The relation between bottomhole pressure (BHP) and rate is a function of several reservoir properties and fluid properties, each carrying its own uncertainty. This paper quantifies the impact of these uncertainties on injectivity for CO2 injection into depleted gas reservoirs using a coupled wellbore and reservoir simulator. The analysis is performed for three scenarios with varying pipeline conditions and reservoir properties, representative for CCS projects in the Netherlands. The resulting BHP uncertainty is translated to equivalent skin values. This is the threshold value above or below which the observed bottomhole pressure data conclusively suggests injectivity gain or loss.

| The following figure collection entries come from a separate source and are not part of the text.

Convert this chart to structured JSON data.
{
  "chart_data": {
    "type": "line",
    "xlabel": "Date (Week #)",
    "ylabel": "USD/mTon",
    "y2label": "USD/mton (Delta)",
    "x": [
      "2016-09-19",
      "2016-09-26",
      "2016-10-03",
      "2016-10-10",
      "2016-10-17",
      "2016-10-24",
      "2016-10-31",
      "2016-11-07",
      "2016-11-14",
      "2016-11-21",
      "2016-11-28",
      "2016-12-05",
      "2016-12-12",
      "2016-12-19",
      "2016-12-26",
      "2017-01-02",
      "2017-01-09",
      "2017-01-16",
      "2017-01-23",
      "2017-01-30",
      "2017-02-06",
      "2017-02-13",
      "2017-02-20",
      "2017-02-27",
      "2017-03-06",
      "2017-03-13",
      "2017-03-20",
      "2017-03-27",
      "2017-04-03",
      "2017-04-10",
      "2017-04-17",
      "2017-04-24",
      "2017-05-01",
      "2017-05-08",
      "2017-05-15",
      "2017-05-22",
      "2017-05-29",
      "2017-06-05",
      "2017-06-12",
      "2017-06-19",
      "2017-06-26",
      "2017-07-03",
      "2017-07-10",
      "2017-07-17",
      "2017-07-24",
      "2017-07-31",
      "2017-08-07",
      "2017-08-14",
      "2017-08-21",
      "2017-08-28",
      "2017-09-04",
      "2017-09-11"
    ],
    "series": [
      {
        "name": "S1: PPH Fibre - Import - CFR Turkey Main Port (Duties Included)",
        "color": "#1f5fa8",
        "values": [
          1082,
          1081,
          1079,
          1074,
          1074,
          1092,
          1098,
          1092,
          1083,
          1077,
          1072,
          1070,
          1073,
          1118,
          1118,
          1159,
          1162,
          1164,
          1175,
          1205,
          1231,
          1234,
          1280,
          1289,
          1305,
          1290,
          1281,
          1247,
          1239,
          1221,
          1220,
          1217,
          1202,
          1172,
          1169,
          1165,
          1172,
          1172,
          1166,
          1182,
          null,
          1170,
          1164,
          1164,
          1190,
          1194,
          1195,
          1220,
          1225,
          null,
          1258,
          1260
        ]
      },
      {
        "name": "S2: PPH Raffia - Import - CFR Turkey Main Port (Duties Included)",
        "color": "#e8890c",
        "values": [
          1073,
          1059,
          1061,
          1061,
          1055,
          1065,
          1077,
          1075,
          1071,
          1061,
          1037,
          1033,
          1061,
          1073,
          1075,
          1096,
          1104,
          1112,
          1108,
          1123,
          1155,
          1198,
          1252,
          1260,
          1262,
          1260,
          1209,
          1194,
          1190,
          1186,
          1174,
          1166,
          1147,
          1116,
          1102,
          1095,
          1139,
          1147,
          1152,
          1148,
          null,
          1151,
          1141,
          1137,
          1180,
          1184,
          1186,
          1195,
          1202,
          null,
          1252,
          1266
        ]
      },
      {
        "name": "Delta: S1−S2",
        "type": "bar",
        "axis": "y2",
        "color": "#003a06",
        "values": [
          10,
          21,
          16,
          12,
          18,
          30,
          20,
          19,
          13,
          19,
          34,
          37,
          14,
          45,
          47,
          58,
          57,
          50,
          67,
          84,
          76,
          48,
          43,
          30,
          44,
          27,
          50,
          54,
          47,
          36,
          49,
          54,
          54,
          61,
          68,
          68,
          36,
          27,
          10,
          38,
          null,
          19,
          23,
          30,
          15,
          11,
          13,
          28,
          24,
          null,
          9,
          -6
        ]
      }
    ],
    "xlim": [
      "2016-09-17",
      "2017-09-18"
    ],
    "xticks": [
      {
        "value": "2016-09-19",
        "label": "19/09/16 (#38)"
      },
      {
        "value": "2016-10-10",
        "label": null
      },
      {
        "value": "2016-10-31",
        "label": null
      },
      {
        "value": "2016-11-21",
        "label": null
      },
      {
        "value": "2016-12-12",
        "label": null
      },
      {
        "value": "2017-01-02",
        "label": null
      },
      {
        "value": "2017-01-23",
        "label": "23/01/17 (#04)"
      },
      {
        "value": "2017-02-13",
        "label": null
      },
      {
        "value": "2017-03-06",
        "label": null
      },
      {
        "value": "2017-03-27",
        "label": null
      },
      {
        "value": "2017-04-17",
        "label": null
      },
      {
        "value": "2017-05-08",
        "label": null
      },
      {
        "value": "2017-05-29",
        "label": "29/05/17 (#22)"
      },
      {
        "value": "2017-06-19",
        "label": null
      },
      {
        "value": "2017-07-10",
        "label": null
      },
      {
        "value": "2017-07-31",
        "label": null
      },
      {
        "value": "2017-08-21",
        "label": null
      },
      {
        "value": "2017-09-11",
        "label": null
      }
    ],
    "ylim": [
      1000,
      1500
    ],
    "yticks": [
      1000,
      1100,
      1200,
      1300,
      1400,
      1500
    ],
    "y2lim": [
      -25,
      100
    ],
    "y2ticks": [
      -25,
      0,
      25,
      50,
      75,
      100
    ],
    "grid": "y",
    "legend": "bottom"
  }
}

A good estimate of the fluid properties is important to accurately determine injectivity (changes). Although the uncertainty in density is small when using the appropriate Equation of State (like Span & Wagner for pure CO2), the deviation when using a standard Equation of State (like Peng-Robinson) is significant.
The parameter having the largest impact is reservoir pressure for high injectivity reservoirs and relative permeability for low injectivity reservoirs. The combined effect of all parameters (with the exception of reservoir pressure) is equivalent to a skin value of approximately 3 for the selected cases. Without reducing the uncertainty, it is not possible to distinguish between uncertainty in injectivity and actual wellbore damage of that magnitude.
There are ways to decrease the uncertainty in both estimated average reservoir pressure and fluid properties, like the collection of bottomhole temperature data. Shut-in pressure data will further reduce the average reservoir pressure estimate. However, the presence of skin will be difficult to assess from pressure transient data due to wellbore storage and near-wellbore cooling. Rate dependent skin can be assessed when there is rate variation. Permeability and relative permeability changes in the near-wellbore will be difficult to distinguish from wellbore damage. History matching the observed data by a coupled wellbore-reservoir simulator will further decrease the uncertainties.
Monitoring tools for CO2 injection in depleted reservoirs are yet to be developed. This paper improves the understanding of the uncertainties related to injectivity monitoring, which haven’t been quantified so far. Also, the value of a coupled wellbore and reservoir simulator is demonstrated in this paper.